An Inland Revenue press release published on the 10 February changed the way that capital redemption bonds are taxed in the hands of UK resident companies.
Capital redemption bonds (CRBs) differ from normal investment bonds in that they are not contracts of life assurance.
Insurers usually issue the contracts for a fixed term, say 80 years, promising to pay a fixed sum on maturity equal to the higher of the value of the underlying assets, or 2.5 times the premium.
Traditionally, the tax position of a CRB in the hands of a UK resident is the same as that applying to life assurance bonds; in other words, gross roll-up (if offshore) and ability to take tax deferred withdrawals within the 5% withdrawal allowance.
They have been popular with corporations as a means of investing stored reserves for the medium to long term as they can defer any tax charge until a later date. The CRB had an added attraction in that there is no requirement for a life assured - a minor complication for corporations as they would need to use employees (usually directors) as the lives assured, who could leave the company at some stage in the future.

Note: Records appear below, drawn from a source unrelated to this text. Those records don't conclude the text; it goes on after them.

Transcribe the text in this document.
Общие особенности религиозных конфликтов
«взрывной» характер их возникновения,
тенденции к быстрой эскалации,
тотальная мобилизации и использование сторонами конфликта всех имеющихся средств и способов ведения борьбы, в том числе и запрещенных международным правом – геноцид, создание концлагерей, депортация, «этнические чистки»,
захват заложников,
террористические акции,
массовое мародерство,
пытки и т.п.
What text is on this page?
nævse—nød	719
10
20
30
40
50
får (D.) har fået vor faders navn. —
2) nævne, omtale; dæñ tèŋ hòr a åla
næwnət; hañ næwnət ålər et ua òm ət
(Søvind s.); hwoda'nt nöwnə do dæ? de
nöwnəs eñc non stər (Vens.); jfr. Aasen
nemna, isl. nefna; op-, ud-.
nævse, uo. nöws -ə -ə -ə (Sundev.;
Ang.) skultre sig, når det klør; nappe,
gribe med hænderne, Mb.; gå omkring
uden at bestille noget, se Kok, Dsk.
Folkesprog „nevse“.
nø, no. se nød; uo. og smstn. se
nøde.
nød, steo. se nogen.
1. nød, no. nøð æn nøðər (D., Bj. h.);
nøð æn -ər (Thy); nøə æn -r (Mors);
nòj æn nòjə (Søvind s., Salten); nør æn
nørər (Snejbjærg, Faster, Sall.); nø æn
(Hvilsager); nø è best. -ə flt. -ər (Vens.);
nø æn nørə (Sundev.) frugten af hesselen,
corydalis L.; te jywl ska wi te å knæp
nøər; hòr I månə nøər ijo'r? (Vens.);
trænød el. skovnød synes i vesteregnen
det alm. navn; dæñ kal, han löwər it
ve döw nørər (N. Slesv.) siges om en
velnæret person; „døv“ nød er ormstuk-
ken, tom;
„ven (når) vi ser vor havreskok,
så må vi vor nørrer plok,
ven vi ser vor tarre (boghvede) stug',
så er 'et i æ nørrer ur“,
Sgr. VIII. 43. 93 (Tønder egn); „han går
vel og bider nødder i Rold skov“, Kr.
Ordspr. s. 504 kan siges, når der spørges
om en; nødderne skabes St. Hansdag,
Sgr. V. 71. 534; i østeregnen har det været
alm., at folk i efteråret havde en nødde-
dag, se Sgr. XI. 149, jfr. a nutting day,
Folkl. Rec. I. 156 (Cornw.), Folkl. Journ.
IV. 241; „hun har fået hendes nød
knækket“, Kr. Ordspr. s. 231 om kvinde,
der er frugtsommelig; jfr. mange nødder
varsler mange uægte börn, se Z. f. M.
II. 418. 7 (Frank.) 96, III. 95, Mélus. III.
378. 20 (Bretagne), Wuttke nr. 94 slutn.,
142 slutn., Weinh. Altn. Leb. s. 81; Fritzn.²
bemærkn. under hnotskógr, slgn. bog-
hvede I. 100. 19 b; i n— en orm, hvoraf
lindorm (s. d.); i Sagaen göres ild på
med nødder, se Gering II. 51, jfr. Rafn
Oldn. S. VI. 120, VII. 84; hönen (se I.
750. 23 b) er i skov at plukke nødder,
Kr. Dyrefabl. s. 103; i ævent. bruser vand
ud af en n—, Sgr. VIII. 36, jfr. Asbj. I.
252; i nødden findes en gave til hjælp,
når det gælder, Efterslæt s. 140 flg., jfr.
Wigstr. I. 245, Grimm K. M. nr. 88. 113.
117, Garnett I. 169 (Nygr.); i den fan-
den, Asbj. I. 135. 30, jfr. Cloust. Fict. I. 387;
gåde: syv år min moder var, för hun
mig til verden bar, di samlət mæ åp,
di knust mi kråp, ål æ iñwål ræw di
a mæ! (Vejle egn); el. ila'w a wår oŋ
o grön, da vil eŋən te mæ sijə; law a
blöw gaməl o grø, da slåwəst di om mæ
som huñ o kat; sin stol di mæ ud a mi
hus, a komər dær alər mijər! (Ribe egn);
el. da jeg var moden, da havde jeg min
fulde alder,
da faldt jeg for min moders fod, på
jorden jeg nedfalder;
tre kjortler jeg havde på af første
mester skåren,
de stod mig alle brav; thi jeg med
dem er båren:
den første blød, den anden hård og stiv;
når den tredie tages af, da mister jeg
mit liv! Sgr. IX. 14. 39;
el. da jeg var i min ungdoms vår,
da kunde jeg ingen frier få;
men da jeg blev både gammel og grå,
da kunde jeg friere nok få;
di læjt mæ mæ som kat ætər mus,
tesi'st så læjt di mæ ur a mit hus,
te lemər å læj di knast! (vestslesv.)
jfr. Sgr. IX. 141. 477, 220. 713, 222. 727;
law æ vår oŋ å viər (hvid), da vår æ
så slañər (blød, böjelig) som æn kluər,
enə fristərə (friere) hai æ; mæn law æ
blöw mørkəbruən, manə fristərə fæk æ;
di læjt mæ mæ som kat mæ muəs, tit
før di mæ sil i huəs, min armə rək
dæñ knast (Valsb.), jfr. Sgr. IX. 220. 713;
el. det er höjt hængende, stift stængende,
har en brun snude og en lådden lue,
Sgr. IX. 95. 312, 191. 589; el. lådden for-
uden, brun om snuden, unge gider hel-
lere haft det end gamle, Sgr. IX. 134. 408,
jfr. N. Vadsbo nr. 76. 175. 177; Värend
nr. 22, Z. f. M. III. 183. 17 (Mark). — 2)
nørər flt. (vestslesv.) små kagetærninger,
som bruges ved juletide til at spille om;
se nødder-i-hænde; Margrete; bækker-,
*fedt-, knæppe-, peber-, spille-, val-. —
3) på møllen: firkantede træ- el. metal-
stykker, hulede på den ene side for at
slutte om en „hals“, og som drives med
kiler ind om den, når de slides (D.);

The change came after a scheme came to light whereby CRBs were being used to generate artificial CGT losses for capital gains tax purposes. This worked as shown in the following example:
This loophole used to apply to life assurance policies, but this was closed in the Finance Act 2003, so that in future only the real economic loss (in the example, £25,000) could be offset against capital gains.
Oddly, the changes at that time did not apply to CRBs, which seems to be explained by the Revenue view that CRBs are not within the CGT regime. To move against CRBs now seems to suggest that the Revenue were unsure of their own analysis and this now puts the position for companies beyond doubt.
Instead of mirroring the changes in 2003, however, the Revenue has taken an approach that brings CRBs held by companies within the 'loan arrangements' provisions. These rules apply to companies investing in debt-based investments (for example, bonds, bank deposits etc), and seek to tax them on the profit and loss made as they accrue rather than as they are paid.
CRBs were excluded from these rules, and the change now revokes this exclusion. Generally, this would mean that a company -owned CRB would be taxed based on annual increases in value, but according to Revenue guidance it will still be possible to defer tax until the surrender of the bond if the company does not reflect the value of the bond in its accounts on a fair value basis. However, the ability to use the 5% withdrawal allowance will be lost.
These proposals are retrospective, and affect all company-owned CRBs, not just those used as part of the avoidance scheme the Revenue are wanting to close down. It is proposed that a chargeable event calculation is made on existing bonds as at 9 Feb 2005, to be carried forward until the bond is surrendered.
Obviously, there will be discussions between the industry and the Revenue over the coming months, primarily aimed at removing the retrospective nature of this tax, or at protecting the vast majority of legitimate bondholders whose motivation was not the aggressive tax avoidance envisaged by the Revenue.
The above information is based on analysis of the Inland Revenue Press Release issued on 10 February 2005. The proposals are not guaranteed to become law.
XYZ Ltd proposes to sell some investments, resulting in a chargeable gain of £500,000, on which there is a tax liability of, say £150,000. It enters into an arrangement whereby it purchases a CRB for £500,000 from a third party worth, say £475,000, with an original premium of £480,000. It then surrenders the policy, and the chargeable event loss is 475,000 - 480,000 = (-£5,000), as no account is taken of the purchase price.
A calculation also needs to be done for CGT purposes, and any amounts already accounted for under income tax are excluded, so the calculation is 0 - £500,000 =(-£500,000). This loss can be used to reduce the other gain to nil, resulting in a tax saving of £125,000.